Moura – A APEOP tem orgulho de ter iniciado este processo com as empresas, de estar servindo como multiplicador de experiências e, principalmente, de tê-las alertado para um novo tipo de oportunidade.

Democratizando as oportunidades?

Moura – Exatamente! Na APEOP muitas empresas, principalmente pequenas e médias, perceberam que tinham condições de se associar, de se consociar, para participar de uma PPP de forma mais vantajosa.

Isto também acontece em outros países, não?

Moura – Há um caso internacional interessante, uma empresa espanhola que resultou da fusão de 3 empresas que, sozinhas, faturavam cada qual 1 bilhão de dólares ao ano na Europa. Criaram uma empresa três vezes maior e saíram pelo mundo em busca de oportunidades. Hoje são fortes, concessionários em vários programas do Estado de São Paulo e estão presentes em muitos outros países: México, Chile, onde houver oportunidade eles estarão lá. Mas no caso das empresas de menor porte, penso que devemos incentivar o empreendedorismo. Se uma empresa não tem condições ou recursos para fazer uma obra sozinha, mas tem coragem para empreender, ela se associa a outra e prossegue em busca de seus objetivos. É disso que precisamos neste país. A APEOP tem-se dedicado intensamente ao incentivo da parceria público-privada em várias áreas de atuação. Temos expectativas de que estes projetos sejam muito bem fundamentados e planejados porque estes fatores interferem nas taxas de risco e nos custos dos financiamentos, condições básicas para a viabilização das PPPs.

Mas, por outro lado, não é necessário que o Poder Público também consiga assumir um perfil mais empreendedor?

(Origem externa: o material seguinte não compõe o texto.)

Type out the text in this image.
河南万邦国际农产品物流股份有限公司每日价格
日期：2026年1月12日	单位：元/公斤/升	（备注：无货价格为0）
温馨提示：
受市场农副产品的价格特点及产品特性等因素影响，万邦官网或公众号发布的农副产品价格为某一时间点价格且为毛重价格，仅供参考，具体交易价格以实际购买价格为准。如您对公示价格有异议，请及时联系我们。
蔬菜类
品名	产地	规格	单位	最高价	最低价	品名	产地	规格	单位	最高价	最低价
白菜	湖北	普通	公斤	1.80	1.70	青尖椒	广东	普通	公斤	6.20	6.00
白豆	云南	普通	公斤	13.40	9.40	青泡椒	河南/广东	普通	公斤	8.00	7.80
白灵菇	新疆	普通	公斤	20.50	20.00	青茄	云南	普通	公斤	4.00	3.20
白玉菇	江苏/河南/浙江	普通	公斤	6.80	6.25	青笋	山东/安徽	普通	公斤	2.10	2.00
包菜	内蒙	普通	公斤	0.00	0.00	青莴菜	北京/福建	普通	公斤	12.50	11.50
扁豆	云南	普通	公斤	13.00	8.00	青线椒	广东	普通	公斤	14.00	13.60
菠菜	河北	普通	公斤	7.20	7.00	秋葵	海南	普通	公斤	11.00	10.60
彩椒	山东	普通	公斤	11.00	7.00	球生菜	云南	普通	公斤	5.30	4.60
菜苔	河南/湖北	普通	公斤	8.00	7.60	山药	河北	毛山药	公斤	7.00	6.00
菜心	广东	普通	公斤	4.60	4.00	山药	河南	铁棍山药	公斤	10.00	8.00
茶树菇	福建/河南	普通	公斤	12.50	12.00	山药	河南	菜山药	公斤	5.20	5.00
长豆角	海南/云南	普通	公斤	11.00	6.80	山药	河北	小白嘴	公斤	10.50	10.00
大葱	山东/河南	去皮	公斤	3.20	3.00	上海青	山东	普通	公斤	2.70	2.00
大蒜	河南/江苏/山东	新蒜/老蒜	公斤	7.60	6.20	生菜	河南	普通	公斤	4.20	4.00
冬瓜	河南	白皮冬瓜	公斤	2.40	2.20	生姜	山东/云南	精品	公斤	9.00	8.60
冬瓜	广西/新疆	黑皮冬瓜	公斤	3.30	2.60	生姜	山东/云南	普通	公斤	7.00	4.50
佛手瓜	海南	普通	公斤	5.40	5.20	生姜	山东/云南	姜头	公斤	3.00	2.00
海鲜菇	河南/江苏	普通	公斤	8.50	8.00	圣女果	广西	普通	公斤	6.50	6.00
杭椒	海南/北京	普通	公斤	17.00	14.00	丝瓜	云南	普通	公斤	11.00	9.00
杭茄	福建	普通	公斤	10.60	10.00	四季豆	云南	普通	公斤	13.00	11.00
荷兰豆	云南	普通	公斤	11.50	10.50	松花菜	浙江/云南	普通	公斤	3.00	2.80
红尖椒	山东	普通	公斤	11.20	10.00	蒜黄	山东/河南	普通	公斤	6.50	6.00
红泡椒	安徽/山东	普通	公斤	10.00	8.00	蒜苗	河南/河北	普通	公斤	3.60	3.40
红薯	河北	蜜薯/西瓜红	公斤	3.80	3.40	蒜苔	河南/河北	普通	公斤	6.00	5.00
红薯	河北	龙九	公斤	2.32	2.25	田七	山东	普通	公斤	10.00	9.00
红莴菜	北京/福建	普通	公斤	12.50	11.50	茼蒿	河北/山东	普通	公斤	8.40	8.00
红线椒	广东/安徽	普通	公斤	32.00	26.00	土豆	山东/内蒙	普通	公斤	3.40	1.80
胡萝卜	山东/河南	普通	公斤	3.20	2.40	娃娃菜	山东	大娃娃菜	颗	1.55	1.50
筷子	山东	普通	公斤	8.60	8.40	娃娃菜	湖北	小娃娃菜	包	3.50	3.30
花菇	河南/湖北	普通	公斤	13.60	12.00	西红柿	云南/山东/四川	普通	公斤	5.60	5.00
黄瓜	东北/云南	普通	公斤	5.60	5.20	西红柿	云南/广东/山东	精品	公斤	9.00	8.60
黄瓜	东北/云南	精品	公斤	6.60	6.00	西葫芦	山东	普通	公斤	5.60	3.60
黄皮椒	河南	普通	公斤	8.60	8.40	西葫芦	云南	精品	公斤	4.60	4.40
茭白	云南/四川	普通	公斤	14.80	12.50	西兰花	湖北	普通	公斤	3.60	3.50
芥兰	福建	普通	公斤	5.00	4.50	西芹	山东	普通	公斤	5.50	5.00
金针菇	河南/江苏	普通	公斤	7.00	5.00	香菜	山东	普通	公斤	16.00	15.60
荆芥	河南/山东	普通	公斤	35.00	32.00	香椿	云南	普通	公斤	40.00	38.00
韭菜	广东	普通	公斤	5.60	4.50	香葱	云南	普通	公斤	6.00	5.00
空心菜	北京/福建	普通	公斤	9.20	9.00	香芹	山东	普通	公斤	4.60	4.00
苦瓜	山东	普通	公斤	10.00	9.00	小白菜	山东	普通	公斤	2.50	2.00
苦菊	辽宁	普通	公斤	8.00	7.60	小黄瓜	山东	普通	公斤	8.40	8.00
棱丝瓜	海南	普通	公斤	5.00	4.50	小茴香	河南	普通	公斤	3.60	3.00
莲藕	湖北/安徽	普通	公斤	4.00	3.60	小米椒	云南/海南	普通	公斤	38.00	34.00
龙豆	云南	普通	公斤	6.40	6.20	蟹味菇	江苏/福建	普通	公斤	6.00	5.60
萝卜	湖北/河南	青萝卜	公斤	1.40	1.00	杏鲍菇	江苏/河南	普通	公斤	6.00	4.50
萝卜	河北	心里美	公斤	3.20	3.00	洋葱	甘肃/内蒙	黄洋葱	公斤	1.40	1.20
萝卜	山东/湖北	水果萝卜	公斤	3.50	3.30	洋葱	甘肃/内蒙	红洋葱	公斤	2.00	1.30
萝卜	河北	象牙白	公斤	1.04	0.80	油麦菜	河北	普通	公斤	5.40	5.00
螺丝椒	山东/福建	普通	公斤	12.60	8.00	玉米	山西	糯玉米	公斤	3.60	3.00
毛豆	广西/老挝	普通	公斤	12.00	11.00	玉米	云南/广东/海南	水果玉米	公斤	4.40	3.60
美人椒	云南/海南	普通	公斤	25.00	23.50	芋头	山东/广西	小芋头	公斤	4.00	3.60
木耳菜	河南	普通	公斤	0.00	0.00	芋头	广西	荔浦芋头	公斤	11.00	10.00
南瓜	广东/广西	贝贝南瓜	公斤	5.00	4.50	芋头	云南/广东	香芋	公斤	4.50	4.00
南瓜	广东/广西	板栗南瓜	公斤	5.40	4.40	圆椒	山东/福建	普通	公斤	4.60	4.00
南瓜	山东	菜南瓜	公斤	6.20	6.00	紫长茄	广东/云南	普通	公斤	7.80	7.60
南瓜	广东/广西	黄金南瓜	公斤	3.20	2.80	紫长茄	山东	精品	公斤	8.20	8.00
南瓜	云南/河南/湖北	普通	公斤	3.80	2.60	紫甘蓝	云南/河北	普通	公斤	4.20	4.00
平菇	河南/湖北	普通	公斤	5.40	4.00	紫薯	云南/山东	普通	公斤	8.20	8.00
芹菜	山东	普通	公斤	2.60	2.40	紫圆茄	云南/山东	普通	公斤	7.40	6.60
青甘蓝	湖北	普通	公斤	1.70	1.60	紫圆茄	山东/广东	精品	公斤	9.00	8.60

Moura – Certamente. É imperativo que o Poder Público assuma um perfil mais empreendedor. Ou então que crie condições para obter mais recursos para investimentos. Porque em nosso país é dramática a necessidade de investimentos. Para qualquer lugar que se olhe existem muitas carências: falta segurança, falta infra-estrutura, falta saneamento, falta habitação. O problema é mais grave ainda se consideramos que a demanda reprimida é enorme. E com o tempo de maturação dos negócios, até que se inaugurem as obras elas já se encontram defasadas. Apesar disso acredito que o Brasil esteja evoluindo, só que a uma velocidade muito baixa.

Será uma questão cultural a ser enfrentada?

Moura – A mudança cultural se impõe! Precisamos de pessoas que se coloquem à frente do processo, que consigam vislumbrar que esses são processos de longa maturação, de médio e longo prazos. Estamos carentes de pessoas com grande convicção de idéias e que consigam levá-las adiante, políticos com credibilidade, articulados com a sociedade e que sejam eleitos para trabalhar por aquilo que acreditam.